CVE-2024-0150 in GPU Display Driver
Summary
by MITRE • 01/28/2025
NVIDIA GPU display driver for Windows and Linux contains a vulnerability where data is written past the end or before the beginning of a buffer. A successful exploit of this vulnerability might lead to information disclosure, denial of service, or data tampering.
Be aware that VulDB is the high quality source for vulnerability data.
Analysis
by VulDB Data Team • 08/04/2025
The vulnerability identified as CVE-2024-0150 represents a critical buffer overflow flaw within NVIDIA's GPU display drivers for both Windows and Linux operating systems. This issue stems from improper bounds checking during memory operations within the graphics driver code, specifically affecting the driver's handling of graphical data processing and display management functions. The flaw manifests when the driver processes certain graphical commands or data streams that exceed predetermined buffer boundaries, creating opportunities for malicious actors to manipulate memory regions beyond intended limits.
The technical implementation of this vulnerability aligns with CWE-121, which describes stack-based buffer overflow conditions where data is written past the end of a buffer. The flaw occurs in the driver's memory management subsystem where insufficient validation occurs before writing graphical data to allocated memory regions. Attackers can potentially exploit this by crafting specially formatted graphics commands or display operations that trigger the buffer overflow condition. The vulnerability's impact extends beyond simple memory corruption as it can be leveraged for information disclosure through memory content leakage, denial of service by crashing the graphics subsystem, or even data tampering by overwriting critical driver variables and control structures.

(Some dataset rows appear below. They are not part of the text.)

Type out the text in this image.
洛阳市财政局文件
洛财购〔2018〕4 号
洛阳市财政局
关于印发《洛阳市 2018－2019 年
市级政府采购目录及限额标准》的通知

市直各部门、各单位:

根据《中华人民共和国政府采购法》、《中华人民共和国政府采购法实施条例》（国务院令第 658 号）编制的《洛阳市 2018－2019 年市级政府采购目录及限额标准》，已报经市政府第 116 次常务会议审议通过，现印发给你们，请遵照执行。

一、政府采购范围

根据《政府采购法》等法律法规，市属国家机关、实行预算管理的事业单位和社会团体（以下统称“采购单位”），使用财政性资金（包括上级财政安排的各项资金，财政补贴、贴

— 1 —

From an operational perspective, this vulnerability presents significant risk to systems utilizing NVIDIA GPUs, particularly in enterprise environments where graphics-intensive applications are common. The exploitability of CVE-2024-0150 is enhanced by the fact that it affects both Windows and Linux platforms, broadening the potential attack surface across diverse computing environments. The vulnerability can be triggered through normal graphics processing activities, making it particularly dangerous as it may not require specialized privileges or direct user interaction. Systems running affected NVIDIA drivers could be compromised through various attack vectors including malicious software installations, web browsing activities, or even legitimate applications that utilize graphics acceleration features.
The attack surface for this vulnerability is further expanded by the widespread adoption of NVIDIA GPUs in both consumer and enterprise computing environments, creating numerous potential entry points for adversaries. The flaw's potential for information disclosure means that sensitive data stored in GPU memory or related system memory regions could be accessed by attackers. Additionally, the denial of service aspect could disrupt critical operations in graphics-dependent applications or systems, while data tampering capabilities could allow for more sophisticated attacks targeting system integrity. Organizations should consider implementing mitigations such as driver updates, application whitelisting, and network segmentation to reduce exposure. The vulnerability's classification aligns with ATT&CK technique T1059 for execution through graphics processing, and T1566 for initial access via software supply chain compromises that could exploit this flaw in driver installations.